We directed our course towards Mount Ithome, leaving the ruins of Messene on our right. The Abbé Fourmont, who visited these ruins seventy years ago, counted thirty-eight towers then standing. I think M. Vial informed me that nine of these yet remain entire, together with a considerable fragment of the exterior wall. M. Poucqueville, who travelled through Messenia ten years before me, was not at Messene. We arrived about three in the afternoon at the foot of Ithome, the modern Mount Vulcano according to D'Anville. I was convinced, by an examination of this mountain, how difficult it is thoroughly to understand the ancient writers without having seen the places of which they treat. It is evident, for instance, that Messene and the ancient Ithome could not comprise the mountain within their limits, and that we ought to adopt the -signification assigned to the Greek particle zeg by M. Lechevalier, who, on occasion of the pursuit of Hector by Achilles, observes, that it ought to be rendered before Troy, and not round Troy.

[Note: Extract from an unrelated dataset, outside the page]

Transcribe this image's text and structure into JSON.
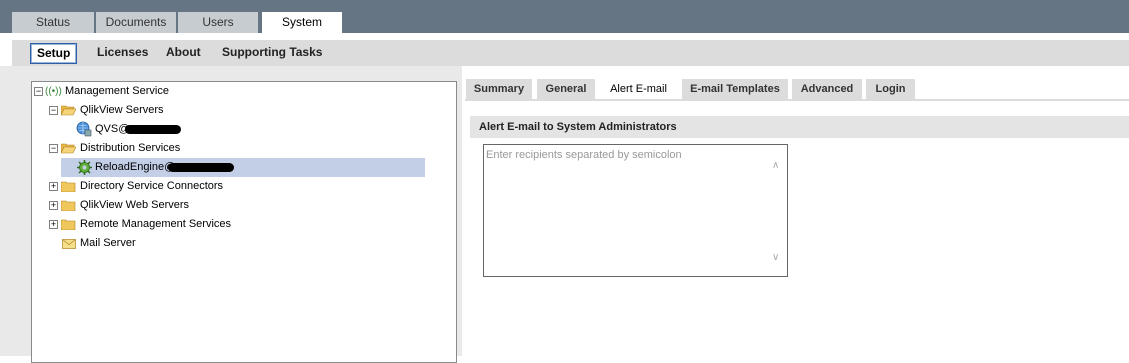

We passed through several villages, Chafasa, Scala, Cyparissa, and several others recently destroyed by the pacha, during his last expidition against the banditti. In all these villages I observed but one female; with her blue eyes, her majestic stature, and her beauty, she was no disgrace to the blood of the Heraclides. Messenia was almost invariably unfortunate: a fertile country frequently proves a baneful boon to its inhabitants.